В замечании лейтенанта был свой резон: в отличие от мужа у Саскии не было воображаемых линий, красок, света. Его радость немедленно воплощалась в образы — желтые, пунцовые, цвета морской воды; между нею же и ее распустившими паруса грезами не стояло ровно ничего.
Как ни пытался Рембрандт подавить это воспоминание, перед его глазами снова и снова вставал фасад большого дома на Бреестрат. Он не раз спрашивал себя и в тот день и потом, произвело бы на него здание столь же сильное впечатление, если б он увидел его впервые не в такой мягкий и солнечный январский полдень. Свет, его ангел и его демон — вот кто, вопреки здравому смыслу, заставил Рембрандта остановиться и смотреть, смотреть.
— Сходи взгляни на дом, — посоветовала ему Саския. — В этом нет ничего плохого.

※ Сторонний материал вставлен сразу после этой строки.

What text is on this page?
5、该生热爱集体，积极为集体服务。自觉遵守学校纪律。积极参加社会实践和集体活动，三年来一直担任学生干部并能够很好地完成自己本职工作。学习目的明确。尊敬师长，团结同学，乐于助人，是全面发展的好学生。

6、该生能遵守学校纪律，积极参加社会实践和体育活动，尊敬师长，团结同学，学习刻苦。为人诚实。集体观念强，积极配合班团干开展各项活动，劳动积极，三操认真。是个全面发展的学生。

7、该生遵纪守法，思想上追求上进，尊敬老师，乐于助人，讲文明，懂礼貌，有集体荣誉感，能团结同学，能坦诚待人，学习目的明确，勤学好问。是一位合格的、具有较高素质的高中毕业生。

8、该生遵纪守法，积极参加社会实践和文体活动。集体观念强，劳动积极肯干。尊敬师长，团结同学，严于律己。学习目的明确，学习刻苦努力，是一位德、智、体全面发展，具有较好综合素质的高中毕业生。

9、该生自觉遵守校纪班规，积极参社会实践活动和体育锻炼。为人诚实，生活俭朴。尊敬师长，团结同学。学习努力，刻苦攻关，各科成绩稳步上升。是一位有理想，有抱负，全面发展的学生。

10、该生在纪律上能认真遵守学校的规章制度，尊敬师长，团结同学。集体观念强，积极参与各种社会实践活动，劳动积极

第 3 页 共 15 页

И он пошел, и посмотрел, и велел ей выбросить все это из головы, хотя, честно говоря, дом засел в голове не столько у нее, сколько у него. О покупке здания не могло быть и речи — оно было лучше ластмановского особняка, а значит, слишком роскошно даже для такого богатого и знаменитого художника, каким, по общему мнению, вот-вот должен был стать Рембрандт. И все же он желал его, желал больше всего на свете, сильнее даже, чем ребенка.
Именно потому что это видение всегда стояло у него перед глазами, художник и приучил себя уходить от него, целиком отдаваясь занятиям с учениками. В мастерской мечтать было невозможно — там приходилось ежеминутно отвечать на вопросы полудюжины молодых людей. Утро проходило быстро: за завтраком было не до размышлений — приходилось обдумывать предстоящий урок; второй завтрак, состоявший у него из куска хлеба с сыром и пива, он съедал у мольберта какого-нибудь ученика, держа в одной руке еду, а другою указывая на ошибки; а к вечеру, если все шло гладко, он бывал уже так вымотан, что час, остававшийся перед ужином, уходил у него на сон.
Если все шло гладко… Но, увы, без происшествий в жизни не обходится. И вот в последних числах февраля, в четверг, все разлетелось вдребезги, как колесики, винтики и пружины из разбитых часов. Разлетелось совершенно внезапно, потому что урок рисования с натуры, который Рембрандт дал в тот день, прошел превосходно, ученики ушли в самом лучшем расположении духа, а натурщица, женщина довольно презентабельная, уходя в спальню одеваться, обещала, что на будущей неделе придет опять. В мастерской с ним оставался только темноволосый неразговорчивый Бол, праздно сидевший на краю стола, — парень всегда старался задержаться подольше в надежде, что хозяйка пригласит его поужинать.
— Я тут подумал, учитель, — начал он невеселым голосом, — что нам все-таки следует обратиться с представлением в гильдию святого Луки. Киль и Хохстратен держатся того же мнения, и я уверен, что все ваши прежние ученики, за исключением разве что Говарта Флинка, будут счастливы поддержать нас.
Рембрандт не понимал, о чем говорит его ученик. Сам он, естественно, состоял членом гильдии святого Луки, но никогда не посещал ежемесячных общих ужинов, являлся только на самые важные собрания, и новости, касающиеся его, обычно узнавал от Бола. Однако молодой человек никогда не упоминал при нем ни о каком представлении, которое, судя по мрачному тону и наклоненной голове Бола, связано с каким-то протестом, а если и упоминал, то он, Рембрандт, видимо, пропустил это мимо ушей.